19      Reviewing the evidence in the light most favorable to the verdict, we conclude that Bowden caused the boys to leave their mother within the meaning of the statute.  Bowden approached the boys, drew them into conversation by means aimed at disarming children and, despite being told they had to go home, insisted they deviate from their route and follow him.  The boys complied out of fear, a fear that was evident to the four occupants of the house.  The brothers reiterated their mother’s rule about being home on time and that they would be grounded.  Bowden overrode their resistance and persuaded them to act counter to their mother’s directives and authority.  It is undisputed that their mother neither gave the boys permission to deviate from this directive nor Bowden permission to cause the boys to deviate from it.  Regardless of whether Bowden’s conduct was sweetened with sports talk and basketballs, it amounts to mental manipulation of a child by doing things to persuade the child to leave the parent.  See Samuel, 240 Wis. 2d 756, ¶37. 

20      Bowden observes that his trial counsel cast this as a case of disobedient children being tardy.  He asserts here that the State produced “no real evidence” of dubious motive on his part and wonders in passing whether, under the State’s theory, taking the child to a movie of which the parent did not approve would be charging conduct.  This line of argument goes nowhere.  This was not an instance of dallying children who defied their mother’s wishes.  There was nothing mutual about the figurative and literal detour from the parent’s authority.  Rather, this was an instance of an adult stranger luring children from their designated journey home contrary to the directives and without the knowledge of a parent.  The jury heard that even Robert Stobbes and Mueller, who were acquainted with Bowden, were unsure enough of Bowden’s intentions toward the boys to walk them home and advise them to tell their parents.  The evidence was sufficient to show that Bowden caused the children to leave a parent. 

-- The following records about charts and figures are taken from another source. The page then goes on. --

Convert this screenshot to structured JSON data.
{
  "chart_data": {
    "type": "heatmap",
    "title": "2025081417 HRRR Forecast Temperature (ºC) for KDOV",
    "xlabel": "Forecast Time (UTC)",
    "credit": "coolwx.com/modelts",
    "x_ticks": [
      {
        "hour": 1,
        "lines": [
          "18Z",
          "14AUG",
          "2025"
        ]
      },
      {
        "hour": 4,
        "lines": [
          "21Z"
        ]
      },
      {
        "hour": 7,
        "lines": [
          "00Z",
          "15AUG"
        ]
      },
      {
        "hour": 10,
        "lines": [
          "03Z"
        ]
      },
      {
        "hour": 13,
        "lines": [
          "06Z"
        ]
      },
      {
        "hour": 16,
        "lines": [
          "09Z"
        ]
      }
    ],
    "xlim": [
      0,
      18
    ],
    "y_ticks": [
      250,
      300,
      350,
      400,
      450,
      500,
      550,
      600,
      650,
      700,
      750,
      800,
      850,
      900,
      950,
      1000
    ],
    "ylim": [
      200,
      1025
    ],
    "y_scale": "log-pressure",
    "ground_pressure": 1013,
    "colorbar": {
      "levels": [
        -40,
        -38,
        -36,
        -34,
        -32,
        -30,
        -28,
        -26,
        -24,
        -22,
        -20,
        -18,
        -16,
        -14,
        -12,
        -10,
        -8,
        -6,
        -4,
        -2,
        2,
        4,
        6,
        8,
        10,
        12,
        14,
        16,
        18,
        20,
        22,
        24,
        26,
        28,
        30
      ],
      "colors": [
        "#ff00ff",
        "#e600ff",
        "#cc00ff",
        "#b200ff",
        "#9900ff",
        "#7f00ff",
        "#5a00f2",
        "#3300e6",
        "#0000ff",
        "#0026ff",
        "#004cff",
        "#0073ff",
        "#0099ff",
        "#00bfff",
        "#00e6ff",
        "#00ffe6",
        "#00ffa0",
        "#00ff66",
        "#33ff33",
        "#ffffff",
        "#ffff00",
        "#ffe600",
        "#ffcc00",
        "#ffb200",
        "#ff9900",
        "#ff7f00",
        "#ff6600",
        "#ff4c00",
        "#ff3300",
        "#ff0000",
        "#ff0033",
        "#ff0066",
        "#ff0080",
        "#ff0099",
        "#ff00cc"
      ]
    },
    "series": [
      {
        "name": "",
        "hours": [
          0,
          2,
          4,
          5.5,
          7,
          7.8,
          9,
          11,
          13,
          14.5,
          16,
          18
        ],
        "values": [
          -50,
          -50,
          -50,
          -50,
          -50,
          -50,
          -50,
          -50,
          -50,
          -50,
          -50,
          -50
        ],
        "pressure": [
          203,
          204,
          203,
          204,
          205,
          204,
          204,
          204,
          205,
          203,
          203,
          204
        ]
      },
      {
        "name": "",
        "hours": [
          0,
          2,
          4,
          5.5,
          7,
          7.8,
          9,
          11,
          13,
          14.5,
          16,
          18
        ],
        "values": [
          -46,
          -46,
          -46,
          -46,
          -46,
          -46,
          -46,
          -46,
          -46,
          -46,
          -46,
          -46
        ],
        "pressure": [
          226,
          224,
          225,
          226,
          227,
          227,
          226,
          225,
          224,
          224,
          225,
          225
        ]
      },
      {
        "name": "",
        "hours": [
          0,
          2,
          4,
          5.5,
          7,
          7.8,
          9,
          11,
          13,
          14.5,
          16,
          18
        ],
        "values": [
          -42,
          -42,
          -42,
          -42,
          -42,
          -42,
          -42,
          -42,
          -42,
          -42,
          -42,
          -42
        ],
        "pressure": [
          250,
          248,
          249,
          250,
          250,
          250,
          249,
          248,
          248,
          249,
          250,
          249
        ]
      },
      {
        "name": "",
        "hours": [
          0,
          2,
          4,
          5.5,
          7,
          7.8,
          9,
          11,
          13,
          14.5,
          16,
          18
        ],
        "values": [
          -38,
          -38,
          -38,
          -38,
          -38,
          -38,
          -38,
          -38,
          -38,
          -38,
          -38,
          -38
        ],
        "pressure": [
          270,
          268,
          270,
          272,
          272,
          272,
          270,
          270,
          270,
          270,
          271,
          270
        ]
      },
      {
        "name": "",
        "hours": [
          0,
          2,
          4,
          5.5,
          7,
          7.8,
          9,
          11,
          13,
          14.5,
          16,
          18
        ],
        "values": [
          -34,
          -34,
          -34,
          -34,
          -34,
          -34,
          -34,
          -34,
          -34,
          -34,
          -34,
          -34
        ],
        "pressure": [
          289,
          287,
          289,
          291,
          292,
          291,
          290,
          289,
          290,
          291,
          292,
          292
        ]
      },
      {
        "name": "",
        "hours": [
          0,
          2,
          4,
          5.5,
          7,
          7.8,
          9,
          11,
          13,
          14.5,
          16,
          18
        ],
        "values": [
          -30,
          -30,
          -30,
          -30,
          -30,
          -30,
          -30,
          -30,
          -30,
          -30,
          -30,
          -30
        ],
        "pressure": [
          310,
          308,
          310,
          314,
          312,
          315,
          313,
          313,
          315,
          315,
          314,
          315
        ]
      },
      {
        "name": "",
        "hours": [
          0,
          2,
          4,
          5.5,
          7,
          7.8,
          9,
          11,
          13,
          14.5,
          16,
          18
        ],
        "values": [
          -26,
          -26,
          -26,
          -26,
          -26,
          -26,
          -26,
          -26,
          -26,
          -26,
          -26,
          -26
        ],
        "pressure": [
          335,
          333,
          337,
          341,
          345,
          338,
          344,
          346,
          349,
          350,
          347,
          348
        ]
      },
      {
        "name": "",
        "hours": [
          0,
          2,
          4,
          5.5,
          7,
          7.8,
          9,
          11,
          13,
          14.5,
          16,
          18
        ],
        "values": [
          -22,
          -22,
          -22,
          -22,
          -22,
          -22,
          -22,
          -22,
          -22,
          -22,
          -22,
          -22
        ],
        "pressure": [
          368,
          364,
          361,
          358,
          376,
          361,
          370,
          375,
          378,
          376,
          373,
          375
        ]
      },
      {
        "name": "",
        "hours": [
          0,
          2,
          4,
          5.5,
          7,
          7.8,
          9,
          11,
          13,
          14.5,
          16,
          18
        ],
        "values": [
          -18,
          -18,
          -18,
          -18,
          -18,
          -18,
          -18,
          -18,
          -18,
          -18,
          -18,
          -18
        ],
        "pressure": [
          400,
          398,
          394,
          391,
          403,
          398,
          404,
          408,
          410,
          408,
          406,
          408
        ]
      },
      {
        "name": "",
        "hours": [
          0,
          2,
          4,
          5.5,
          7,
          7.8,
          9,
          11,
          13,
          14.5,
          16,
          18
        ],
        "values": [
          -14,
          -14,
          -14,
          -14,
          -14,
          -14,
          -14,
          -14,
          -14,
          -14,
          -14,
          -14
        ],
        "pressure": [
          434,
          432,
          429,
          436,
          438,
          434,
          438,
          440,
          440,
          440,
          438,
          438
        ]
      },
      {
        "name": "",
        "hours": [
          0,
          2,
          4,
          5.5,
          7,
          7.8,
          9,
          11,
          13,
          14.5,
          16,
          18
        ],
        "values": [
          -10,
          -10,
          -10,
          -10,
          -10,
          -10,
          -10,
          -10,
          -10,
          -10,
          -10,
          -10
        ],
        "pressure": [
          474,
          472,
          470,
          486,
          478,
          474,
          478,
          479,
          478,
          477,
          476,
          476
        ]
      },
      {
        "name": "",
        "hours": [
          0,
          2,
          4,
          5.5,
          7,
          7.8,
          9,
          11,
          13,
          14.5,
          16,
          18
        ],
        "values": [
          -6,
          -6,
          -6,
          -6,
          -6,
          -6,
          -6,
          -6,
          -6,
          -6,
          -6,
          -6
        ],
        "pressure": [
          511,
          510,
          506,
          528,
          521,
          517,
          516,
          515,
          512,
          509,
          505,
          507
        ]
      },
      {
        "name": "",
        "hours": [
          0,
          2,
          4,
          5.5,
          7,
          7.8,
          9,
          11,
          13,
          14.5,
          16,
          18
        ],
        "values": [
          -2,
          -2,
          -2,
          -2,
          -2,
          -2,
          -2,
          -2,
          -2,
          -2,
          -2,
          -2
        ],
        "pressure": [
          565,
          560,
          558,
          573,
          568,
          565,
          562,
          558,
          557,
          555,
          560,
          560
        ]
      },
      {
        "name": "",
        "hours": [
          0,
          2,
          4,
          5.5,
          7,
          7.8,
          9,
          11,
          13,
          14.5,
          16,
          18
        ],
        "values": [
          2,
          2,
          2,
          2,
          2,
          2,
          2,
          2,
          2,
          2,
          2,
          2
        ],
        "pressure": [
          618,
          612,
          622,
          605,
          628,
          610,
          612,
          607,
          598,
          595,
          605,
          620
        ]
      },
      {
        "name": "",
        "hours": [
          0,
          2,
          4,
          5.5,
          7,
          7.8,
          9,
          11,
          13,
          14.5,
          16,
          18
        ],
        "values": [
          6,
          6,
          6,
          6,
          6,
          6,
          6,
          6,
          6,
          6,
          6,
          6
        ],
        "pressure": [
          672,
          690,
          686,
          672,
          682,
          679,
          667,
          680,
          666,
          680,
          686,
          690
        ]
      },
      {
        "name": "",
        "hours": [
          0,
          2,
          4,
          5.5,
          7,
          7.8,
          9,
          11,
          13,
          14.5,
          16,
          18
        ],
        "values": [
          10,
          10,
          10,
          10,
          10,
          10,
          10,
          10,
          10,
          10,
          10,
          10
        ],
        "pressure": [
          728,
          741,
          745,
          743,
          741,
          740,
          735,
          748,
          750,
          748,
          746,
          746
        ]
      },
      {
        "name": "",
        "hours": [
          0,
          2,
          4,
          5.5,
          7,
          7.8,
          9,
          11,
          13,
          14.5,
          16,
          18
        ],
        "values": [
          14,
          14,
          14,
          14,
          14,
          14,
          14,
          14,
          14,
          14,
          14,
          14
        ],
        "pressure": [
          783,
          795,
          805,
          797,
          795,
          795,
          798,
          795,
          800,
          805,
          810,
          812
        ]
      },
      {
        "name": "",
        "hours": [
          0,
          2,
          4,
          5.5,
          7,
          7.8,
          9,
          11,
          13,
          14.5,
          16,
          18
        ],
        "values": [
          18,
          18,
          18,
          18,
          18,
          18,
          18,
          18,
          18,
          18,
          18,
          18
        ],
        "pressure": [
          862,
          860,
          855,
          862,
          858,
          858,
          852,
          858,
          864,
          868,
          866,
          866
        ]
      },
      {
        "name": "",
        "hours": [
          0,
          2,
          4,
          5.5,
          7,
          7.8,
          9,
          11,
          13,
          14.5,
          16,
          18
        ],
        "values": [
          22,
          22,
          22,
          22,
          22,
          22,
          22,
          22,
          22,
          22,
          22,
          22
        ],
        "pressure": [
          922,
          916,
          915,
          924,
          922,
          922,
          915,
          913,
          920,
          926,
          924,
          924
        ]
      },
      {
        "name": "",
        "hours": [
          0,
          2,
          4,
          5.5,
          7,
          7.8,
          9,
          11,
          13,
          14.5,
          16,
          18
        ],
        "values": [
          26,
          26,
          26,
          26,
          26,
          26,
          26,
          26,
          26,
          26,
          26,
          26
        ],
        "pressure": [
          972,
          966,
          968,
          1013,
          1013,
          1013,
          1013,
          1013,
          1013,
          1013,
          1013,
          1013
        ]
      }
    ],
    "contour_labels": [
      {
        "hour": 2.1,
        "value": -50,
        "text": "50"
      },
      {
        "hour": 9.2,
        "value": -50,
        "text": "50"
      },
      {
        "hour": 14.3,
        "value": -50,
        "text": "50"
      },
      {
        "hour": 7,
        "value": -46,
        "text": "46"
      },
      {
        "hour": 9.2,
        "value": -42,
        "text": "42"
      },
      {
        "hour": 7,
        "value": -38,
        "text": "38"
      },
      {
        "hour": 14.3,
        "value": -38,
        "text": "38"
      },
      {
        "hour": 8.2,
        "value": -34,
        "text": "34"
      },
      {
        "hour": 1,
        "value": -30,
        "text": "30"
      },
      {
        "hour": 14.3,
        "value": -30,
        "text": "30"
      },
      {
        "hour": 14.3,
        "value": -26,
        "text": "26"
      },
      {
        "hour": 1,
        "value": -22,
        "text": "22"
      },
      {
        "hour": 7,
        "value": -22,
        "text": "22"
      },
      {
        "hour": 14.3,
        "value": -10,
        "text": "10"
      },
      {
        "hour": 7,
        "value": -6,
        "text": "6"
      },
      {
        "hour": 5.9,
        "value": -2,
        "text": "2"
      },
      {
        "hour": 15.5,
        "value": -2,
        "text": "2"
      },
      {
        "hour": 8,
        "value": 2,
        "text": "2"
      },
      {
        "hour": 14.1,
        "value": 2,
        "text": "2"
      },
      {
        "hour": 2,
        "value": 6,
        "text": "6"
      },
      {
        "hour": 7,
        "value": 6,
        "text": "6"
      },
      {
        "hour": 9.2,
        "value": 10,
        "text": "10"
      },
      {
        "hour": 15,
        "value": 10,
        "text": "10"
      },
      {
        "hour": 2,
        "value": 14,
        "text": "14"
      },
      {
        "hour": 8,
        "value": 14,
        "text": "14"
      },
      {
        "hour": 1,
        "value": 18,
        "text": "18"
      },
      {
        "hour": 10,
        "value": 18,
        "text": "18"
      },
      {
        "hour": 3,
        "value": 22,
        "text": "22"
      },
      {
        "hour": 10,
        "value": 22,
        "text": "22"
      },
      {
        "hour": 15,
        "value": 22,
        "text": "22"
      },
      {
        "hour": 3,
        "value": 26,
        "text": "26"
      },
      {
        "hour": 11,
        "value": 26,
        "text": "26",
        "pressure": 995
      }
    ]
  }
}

21      Finally, beyond posing the question, Bowden leaves undeveloped the argument about the statute’s intended stopping point or constitutional vagueness; we therefore need address it no further.  See Barakat v. DHSS, 191 Wis. 2d 769, 786, 530 N.W.2d 392 (Ct. App. 1995).

            By the Court.—Judgment affirmed.




[1]  The repeater allegation involved a 1996 conviction for possession with intent to distribute cocaine.  All references to the Wisconsin Statutes are to the 2005-06 version unless otherwise noted.

[2]  Bowden brought a similar motion at the close of the evidence at the preliminary hearing.  The motion was denied.